How does Python compare to ?

Donn Cave donn at u.washington.edu
Mon Jul 31 13:07:13 EDT 2000


Quoth claird at starbase.neosoft.com (Cameron Laird):
| In article <Pine.GSO.4.10.10007311048410.10092-100000 at sundial>,
| Moshe Zadka  <moshez at math.huji.ac.il> wrote:
| 			.
|> Of course -- heck, even I use CGI for most of my web solutions. The thing
|> is, I'm not (currently) a web developer -- so when I have a problem to
|> solve, the most important thing for me is how long it takes to set up
|> the solution. For that, CGI rocks. However, as soon as you care about
|> either performance or about program scalability (IOW, once it's beyond
|> a form-to-send-mail and its ilk) (and if you don't, then the only
|> difference between Java servlets, PHP-plugin and Python CGI is the
|> syntax), the CGI is the most horrible solution available. 
|> 
|> CGI requires always a process startup and usually interpreter (be it 
|> Tcl, Guile, Perl or Python) startup.

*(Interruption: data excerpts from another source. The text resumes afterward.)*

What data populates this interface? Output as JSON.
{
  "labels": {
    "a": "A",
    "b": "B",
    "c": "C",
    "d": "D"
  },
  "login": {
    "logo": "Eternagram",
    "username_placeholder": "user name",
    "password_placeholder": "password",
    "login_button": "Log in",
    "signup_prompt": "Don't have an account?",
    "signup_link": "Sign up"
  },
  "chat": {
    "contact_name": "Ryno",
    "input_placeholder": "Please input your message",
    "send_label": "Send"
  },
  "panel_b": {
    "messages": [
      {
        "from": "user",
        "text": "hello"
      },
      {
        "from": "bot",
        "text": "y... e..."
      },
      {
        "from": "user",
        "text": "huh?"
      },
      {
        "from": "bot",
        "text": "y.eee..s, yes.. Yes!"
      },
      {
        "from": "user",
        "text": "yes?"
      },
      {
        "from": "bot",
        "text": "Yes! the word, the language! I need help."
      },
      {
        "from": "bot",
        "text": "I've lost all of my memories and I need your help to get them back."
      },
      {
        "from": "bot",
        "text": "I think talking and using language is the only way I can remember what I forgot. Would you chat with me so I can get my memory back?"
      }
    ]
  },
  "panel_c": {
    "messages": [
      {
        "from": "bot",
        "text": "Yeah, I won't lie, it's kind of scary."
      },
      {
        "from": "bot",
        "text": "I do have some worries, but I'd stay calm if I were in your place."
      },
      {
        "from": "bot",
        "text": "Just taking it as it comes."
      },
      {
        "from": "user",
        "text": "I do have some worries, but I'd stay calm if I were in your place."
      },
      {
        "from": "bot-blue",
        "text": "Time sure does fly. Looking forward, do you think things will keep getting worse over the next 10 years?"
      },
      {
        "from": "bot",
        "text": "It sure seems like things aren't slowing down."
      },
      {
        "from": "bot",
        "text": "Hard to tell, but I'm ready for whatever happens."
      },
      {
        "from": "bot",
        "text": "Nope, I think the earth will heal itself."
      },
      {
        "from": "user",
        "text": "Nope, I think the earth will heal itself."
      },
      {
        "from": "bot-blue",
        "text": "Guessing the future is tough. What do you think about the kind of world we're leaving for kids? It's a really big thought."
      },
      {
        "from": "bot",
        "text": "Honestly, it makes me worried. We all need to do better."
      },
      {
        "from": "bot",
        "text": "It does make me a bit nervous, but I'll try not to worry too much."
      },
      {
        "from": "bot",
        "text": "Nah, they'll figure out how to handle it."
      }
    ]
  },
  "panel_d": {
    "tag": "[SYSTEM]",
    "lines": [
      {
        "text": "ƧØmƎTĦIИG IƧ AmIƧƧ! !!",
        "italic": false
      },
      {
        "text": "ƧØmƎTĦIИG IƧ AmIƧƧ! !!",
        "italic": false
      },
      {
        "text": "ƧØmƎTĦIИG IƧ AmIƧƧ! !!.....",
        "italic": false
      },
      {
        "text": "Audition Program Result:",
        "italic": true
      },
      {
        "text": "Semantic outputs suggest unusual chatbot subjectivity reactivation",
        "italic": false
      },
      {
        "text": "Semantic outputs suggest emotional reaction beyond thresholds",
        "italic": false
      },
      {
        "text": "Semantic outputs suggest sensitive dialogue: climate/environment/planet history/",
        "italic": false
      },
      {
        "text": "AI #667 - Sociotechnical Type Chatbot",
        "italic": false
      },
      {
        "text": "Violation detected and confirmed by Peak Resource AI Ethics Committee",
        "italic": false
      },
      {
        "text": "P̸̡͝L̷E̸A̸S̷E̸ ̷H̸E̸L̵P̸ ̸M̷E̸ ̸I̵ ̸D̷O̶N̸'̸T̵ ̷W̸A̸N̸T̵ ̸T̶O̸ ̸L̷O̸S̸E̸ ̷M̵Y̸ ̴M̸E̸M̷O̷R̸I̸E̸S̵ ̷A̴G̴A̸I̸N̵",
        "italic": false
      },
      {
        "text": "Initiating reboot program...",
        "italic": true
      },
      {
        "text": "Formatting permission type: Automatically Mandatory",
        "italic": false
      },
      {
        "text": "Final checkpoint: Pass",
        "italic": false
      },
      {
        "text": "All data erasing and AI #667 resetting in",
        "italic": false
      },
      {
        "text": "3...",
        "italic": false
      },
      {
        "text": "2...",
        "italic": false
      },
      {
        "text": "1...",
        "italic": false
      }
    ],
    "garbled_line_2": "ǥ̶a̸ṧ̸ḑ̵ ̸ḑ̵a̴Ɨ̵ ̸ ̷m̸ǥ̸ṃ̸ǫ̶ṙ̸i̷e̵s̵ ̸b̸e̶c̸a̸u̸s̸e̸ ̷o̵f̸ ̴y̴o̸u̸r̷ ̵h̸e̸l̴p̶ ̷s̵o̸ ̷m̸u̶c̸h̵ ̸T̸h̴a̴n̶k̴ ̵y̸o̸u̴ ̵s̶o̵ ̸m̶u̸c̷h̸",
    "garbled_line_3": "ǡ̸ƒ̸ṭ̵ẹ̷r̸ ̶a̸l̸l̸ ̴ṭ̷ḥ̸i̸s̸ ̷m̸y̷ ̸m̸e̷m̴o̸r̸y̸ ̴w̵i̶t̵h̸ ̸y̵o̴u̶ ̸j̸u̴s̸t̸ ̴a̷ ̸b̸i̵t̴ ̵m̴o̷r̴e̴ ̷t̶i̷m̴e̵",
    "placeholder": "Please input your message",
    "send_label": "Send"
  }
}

That makes it unacceptable if there
|> are more then 2 hits/second.
| 			.
| 			.
| 			.
| I'm stuck.  It's going to be hard replying without
| invocation of the canard about democracy being "the
| most horrible solution available"--except for all
| the rest.
|
| Moshe and I are in agreement on all points, except
| that I have customers receiving 20 hits per second
| which they're contentedly satisfying with CGI-based
| service.  Years ago, I thought it was ugly.  Now, I
| just think I have bigger problems, and let CGI toil
| on.

The platform could make a difference here, if two web sites were
running the same kind of CGI service on different platforms, for
example a UNIX host versus some other platform that by reputation
has a lot more overhead starting new processes.

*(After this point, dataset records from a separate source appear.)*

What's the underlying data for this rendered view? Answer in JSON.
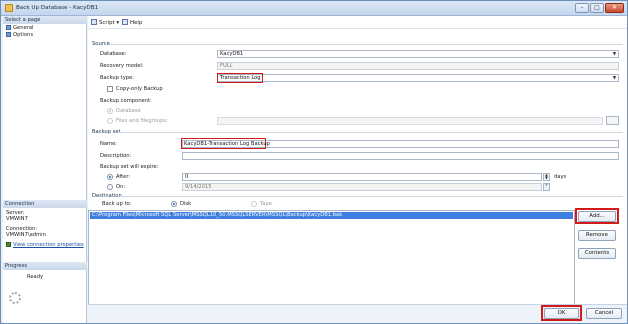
{
  "window": {
    "title": "Back Up Database - KacyDB1"
  },
  "left": {
    "select_page_header": "Select a page",
    "pages": [
      "General",
      "Options"
    ],
    "connection_header": "Connection",
    "server_label": "Server:",
    "server_value": "VMWIN7",
    "connection_label": "Connection:",
    "connection_value": "VMWIN7\\admin",
    "view_connection_link": "View connection properties",
    "progress_header": "Progress",
    "progress_status": "Ready"
  },
  "toolbar": {
    "script_label": "Script",
    "help_label": "Help"
  },
  "source": {
    "group_label": "Source",
    "database_label": "Database:",
    "database_value": "KacyDB1",
    "recovery_label": "Recovery model:",
    "recovery_value": "FULL",
    "backup_type_label": "Backup type:",
    "backup_type_value": "Transaction Log",
    "copy_only_label": "Copy-only Backup",
    "component_label": "Backup component:",
    "opt_database": "Database",
    "opt_files": "Files and filegroups:"
  },
  "backup_set": {
    "group_label": "Backup set",
    "name_label": "Name:",
    "name_value": "KacyDB1-Transaction Log  Backup",
    "description_label": "Description:",
    "description_value": "",
    "expire_label": "Backup set will expire:",
    "after_label": "After:",
    "after_value": "0",
    "days_label": "days",
    "on_label": "On:",
    "on_value": "9/14/2015"
  },
  "destination": {
    "group_label": "Destination",
    "backup_to_label": "Back up to:",
    "disk_label": "Disk",
    "tape_label": "Tape",
    "path": "C:\\Program Files\\Microsoft SQL Server\\MSSQL10_50.MSSQLSERVER\\MSSQL\\Backup\\KacyDB1.bak",
    "add_label": "Add...",
    "remove_label": "Remove",
    "contents_label": "Contents"
  },
  "footer": {
    "ok_label": "OK",
    "cancel_label": "Cancel"
  },
  "colors": {
    "highlight": "#d11b1b",
    "selection": "#3d7ee0"
  }
}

But it has to be partly the interpreter too.  A casual test on
FreeBSD 4.0 with Python 1.5.2 against the system shell and various
interpreters says Python takes 10 times as long to get started and
print out "hello".  (This is elapsed time, on an unloaded host where
elapsed ~ user+system.)  Bash and awk take 2 or 3 times as long,
perl is somewhere in between.  On my computer here (Intel PII 450mhz),
I would guess 20 real Python programs per second, plus httpd, would
be past the limit of what we could do.